Most companies in the US are small businesses, owned by either a single person or a couple of individuals. What happens when the sole owner or an individual owner dies? Did they have a will? Were there provisos in the management agreement (should it be an LLC/Partnership) that defines continuity?
Without one, the company will remain in limbo for an extended period until the will is probated, and if no will, that time will be extended as different interests vie for rights to the estate. What will your business do?
Even if there is a management agreement, you may not be out of the woods. Who drew up the agreement? Who checked your agreement? Does the agreement cover all contingencies?

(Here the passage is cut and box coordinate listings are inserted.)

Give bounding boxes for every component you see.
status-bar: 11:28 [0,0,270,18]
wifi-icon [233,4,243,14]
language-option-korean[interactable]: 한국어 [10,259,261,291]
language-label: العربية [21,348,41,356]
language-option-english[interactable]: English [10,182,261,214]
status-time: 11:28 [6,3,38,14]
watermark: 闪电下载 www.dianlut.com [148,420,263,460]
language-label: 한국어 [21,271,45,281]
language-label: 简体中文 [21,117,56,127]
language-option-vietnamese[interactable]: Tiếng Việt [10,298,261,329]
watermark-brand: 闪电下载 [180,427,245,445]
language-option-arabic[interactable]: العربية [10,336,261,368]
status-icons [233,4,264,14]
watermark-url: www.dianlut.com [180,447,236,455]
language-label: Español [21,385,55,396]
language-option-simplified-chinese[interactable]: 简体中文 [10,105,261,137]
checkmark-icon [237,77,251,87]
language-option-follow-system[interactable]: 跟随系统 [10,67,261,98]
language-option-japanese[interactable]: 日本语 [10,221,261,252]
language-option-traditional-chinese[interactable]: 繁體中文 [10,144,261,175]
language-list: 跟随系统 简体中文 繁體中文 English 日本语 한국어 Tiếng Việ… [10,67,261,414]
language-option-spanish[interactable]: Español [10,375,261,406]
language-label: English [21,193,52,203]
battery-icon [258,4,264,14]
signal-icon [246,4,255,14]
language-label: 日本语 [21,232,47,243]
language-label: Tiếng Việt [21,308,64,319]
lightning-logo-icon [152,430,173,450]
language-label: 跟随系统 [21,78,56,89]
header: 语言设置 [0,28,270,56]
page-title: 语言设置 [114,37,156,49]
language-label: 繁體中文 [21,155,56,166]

When a management agreement failed
I consulted as the CFO for a family-owned business that had a management agreement. The family members met with their attorney in “secret” and created a management agreement with proviso should one of the members of the Limit Liability Corporation die. They signed the agreement and gave it to me to file a copy in the company filing cabinet in a sealed envelope.
They didn’t ask me to comment on the draft. They didn’t ask our public CPA firm to comment. They knew better. As you can probably realize they left something out. It was a small issue, but it cost the surviving partner a tremendous amount of time, energy, money and strained familial relationships.
The member who died, died intestate. The management agreement, as far as the LLC was concerned spelled out distribution of the deceased members equity. For those who have sold or purchased businesses, a valuation was necessary to determine that dollar amount.
Simple, you say? It should have been. The agreement has a formula to ease the calculation. The formula was logical, well defined, and well…incomplete. As Sheldon Cooper of the Big Bang Theory would say “Bazinga!” The joke was on the membership and the attorney for missing this crucial element. One that a third set of eyes (financial) would have caught.
Their algorithm for valuation only covered increasing sales/revenue over time. It never dawned on them that the company could go into a slump, for whatever reason. That caused the valuation to be way too high, and hence the legal fights over “what was the true valuation”.
Moral of the story
The ownership of any company (especially privately owned) need not only Last Wills & Testaments, but where applicable, Management Agreements. The sections dealing with business assets needs not only written to protect the wishes of the individual but double-checked for both permutations and the law of unintended consequences.
Don’t put off for tomorrow what can be started today, especially in these times.